A growing literature documents that immigrants from various countries of origin, but Mexican-origin immigrants in particular, fare better on health and mental health outcomes when compared with their later-generation peers. This “immigrant paradox” may be attributable to acculturation (i.e., the adaptation to mainstream US culture), and its effects on a Mexican American individual’s experience of discrimination, level of acculturative stress and loss of traditional cultural values. To the extent that Mexican American mothers are negatively impacted by acculturation, they may be at higher risk for maternal depression, which may in turn compromise their parenting.
The proposed study aims to examine this conceptual model of Mexican American parenting, in which mothers’ acculturative experiences are associated with their mental health and parenting, and ultimately with the mental health functioning of their young (4 – 5 year old) children. In testing the proposed model, we advance the field by using a unique multi-generational Mexican American sample of mothers and their young children to
- examine simultaneously several well-known mediators in the association between immigrant/acculturative status and maternal depression to determine which contribute(s) to the immigrant paradox in MA mothers,
- examine the relation between maternal depression and parenting in a population that is both highly vulnerable to depression and in which maternal well-being has been understudied to date,
- examine longitudinal associations between parenting and several domains of child mental health to better identify effective and ineffective practices that may be targeted in parenting interventions for this large, at-risk population.

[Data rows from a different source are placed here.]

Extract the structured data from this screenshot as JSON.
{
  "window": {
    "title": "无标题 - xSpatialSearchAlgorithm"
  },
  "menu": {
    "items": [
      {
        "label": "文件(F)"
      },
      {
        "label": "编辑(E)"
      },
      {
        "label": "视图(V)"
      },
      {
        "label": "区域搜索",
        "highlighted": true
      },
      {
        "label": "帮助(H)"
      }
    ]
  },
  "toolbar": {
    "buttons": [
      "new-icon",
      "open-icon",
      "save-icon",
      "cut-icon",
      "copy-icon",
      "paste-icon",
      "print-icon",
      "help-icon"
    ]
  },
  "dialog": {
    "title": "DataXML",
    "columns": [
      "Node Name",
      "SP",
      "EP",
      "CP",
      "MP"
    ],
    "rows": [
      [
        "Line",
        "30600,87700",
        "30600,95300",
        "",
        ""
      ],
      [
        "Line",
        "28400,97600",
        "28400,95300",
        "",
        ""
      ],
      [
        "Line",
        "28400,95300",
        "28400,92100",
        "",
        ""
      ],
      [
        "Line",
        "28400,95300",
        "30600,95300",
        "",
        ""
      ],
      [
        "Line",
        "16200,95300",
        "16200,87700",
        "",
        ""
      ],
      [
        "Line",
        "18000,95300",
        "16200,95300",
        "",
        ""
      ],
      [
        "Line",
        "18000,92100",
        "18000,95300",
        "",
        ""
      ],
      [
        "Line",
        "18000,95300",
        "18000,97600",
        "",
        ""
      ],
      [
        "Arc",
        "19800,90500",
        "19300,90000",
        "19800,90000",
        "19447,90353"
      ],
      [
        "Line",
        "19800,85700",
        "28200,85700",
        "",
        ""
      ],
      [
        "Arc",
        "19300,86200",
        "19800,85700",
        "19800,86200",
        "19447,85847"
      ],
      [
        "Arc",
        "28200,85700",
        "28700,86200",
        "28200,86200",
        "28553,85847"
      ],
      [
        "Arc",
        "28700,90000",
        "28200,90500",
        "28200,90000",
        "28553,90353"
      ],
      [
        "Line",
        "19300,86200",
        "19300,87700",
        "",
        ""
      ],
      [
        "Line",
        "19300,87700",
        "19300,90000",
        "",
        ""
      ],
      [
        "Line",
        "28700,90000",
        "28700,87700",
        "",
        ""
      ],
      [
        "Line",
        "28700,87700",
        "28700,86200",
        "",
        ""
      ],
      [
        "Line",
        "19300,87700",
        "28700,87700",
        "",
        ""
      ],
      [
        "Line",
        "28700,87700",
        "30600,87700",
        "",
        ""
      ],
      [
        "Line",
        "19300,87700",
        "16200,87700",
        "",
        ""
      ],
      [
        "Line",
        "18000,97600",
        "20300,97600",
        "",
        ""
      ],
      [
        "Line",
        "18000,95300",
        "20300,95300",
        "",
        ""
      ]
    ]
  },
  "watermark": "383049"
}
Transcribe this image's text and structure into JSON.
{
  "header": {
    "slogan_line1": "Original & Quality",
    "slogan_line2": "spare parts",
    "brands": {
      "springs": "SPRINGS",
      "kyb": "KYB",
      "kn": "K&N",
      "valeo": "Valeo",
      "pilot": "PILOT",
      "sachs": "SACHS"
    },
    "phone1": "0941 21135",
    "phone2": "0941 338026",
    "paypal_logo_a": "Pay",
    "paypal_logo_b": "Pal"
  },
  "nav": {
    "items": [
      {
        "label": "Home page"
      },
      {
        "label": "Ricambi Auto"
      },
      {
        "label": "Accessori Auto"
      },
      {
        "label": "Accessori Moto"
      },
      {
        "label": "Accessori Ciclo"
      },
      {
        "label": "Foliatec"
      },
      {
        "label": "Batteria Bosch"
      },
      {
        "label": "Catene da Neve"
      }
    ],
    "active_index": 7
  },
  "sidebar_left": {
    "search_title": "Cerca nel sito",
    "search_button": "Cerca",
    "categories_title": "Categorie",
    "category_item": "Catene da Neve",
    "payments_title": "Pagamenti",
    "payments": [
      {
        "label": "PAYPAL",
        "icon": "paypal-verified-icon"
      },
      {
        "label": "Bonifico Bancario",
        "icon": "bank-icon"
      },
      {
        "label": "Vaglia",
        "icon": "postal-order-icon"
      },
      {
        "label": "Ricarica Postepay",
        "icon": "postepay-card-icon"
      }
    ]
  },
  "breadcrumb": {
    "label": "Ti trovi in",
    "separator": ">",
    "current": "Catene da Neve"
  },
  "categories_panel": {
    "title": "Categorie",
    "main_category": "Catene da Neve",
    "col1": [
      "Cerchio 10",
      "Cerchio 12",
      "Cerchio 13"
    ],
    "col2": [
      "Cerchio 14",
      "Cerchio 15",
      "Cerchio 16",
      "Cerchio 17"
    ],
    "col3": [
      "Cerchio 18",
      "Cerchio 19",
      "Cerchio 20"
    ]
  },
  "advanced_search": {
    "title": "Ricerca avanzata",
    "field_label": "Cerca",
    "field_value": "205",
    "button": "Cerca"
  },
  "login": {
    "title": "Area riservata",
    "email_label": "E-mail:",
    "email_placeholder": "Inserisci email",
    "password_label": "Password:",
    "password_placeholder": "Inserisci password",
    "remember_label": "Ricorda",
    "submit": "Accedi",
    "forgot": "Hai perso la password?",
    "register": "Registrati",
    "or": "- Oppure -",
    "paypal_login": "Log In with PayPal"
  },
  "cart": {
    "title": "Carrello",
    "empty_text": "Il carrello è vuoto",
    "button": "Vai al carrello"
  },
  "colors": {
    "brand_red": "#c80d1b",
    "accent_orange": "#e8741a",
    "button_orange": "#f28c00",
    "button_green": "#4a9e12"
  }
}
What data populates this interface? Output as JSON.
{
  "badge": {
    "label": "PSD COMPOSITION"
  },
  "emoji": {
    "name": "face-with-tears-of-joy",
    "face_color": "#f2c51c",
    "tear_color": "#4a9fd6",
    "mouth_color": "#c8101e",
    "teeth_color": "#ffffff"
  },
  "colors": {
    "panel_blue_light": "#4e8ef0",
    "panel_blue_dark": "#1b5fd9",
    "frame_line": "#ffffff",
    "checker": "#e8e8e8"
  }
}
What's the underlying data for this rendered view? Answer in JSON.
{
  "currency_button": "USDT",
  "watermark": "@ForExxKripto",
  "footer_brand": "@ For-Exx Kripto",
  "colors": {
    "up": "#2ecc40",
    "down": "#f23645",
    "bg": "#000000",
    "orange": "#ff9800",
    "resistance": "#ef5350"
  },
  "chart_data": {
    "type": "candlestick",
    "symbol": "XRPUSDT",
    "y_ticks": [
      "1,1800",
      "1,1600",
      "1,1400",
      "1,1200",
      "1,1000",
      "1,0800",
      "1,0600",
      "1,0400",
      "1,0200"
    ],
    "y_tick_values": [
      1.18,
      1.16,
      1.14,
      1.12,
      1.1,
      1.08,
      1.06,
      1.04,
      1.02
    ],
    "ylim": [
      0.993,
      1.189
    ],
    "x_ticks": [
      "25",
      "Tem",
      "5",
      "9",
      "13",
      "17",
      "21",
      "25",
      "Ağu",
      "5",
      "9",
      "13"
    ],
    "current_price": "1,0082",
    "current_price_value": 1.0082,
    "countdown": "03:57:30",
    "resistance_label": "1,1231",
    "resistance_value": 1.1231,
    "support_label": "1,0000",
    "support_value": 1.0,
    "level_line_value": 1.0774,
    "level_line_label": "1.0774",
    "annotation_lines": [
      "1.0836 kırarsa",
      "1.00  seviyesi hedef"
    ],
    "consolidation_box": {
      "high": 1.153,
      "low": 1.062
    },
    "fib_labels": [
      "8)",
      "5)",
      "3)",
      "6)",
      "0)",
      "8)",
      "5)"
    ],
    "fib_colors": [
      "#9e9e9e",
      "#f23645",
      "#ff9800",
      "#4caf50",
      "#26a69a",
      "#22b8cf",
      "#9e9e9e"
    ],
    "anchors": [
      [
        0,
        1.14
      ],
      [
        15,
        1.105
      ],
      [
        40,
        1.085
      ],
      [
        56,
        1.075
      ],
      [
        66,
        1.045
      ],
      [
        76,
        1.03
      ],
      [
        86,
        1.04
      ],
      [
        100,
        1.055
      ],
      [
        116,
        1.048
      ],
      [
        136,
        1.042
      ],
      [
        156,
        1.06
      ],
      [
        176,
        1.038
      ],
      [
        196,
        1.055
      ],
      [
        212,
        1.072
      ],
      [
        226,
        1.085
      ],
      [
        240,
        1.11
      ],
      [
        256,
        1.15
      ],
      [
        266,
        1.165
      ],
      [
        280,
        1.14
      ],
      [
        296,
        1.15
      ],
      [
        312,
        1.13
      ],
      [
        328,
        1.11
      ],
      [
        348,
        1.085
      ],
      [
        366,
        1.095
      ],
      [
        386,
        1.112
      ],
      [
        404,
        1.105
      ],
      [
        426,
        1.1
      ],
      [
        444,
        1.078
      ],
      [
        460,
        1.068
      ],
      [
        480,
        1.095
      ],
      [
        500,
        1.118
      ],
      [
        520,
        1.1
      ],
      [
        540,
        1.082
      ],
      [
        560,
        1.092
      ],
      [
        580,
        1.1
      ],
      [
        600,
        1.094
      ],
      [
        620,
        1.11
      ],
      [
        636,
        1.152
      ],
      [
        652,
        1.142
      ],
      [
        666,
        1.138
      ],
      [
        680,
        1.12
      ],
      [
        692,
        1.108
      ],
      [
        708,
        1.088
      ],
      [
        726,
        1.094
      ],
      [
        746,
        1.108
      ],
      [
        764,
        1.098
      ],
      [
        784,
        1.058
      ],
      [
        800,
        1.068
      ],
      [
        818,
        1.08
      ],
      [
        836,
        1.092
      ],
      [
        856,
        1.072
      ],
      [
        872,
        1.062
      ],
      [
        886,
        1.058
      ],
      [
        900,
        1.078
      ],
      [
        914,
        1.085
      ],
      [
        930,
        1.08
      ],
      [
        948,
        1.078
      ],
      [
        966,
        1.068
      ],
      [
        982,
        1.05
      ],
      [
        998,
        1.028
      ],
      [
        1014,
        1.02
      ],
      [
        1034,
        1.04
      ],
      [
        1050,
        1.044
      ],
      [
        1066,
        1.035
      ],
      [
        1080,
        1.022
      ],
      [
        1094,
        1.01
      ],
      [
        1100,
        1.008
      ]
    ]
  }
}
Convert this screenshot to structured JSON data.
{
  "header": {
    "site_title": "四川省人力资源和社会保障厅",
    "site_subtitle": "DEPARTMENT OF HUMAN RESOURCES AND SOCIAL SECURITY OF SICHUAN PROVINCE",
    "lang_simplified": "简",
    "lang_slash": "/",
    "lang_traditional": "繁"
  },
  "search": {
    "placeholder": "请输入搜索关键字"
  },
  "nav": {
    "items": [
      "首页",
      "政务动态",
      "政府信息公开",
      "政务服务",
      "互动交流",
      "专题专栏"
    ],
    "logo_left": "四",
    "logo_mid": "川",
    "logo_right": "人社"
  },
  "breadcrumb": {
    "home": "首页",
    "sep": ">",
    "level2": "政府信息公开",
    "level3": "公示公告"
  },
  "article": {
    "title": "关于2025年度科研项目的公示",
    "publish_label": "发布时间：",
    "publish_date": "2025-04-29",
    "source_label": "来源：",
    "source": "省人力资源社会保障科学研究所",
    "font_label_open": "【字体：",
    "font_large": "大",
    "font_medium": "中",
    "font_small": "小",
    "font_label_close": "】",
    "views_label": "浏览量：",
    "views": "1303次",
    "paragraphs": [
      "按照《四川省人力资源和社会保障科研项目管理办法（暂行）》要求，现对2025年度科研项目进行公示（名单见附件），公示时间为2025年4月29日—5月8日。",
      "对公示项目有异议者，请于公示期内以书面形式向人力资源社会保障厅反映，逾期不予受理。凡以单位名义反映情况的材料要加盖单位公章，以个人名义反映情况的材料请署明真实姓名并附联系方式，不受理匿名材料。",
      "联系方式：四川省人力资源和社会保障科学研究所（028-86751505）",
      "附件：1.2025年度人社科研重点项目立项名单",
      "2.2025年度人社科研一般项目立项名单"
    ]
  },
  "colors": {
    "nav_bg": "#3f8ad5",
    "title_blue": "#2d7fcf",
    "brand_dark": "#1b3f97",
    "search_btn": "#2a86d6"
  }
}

Findings from this project will inform social work practice and education using sound research on proximal and malleable parenting factors that influence the mental health trajectories of Latino youth. Progress in serving Latino families has been impeded by a lack of understanding of the unique risk and protective factors-as they manifest across generations-that impact Latina mothers and in turn, their children. The proposed study addresses this gap through a comprehensive study of parenting, its predictors and its outcomes, in three generations of Mexican-origin families of young children. Beyond its contribution to the social work literature (through presentations and peer-reviewed publications), this project will also contribute to the research and clinical training of social work students, including Spanish-speaking students.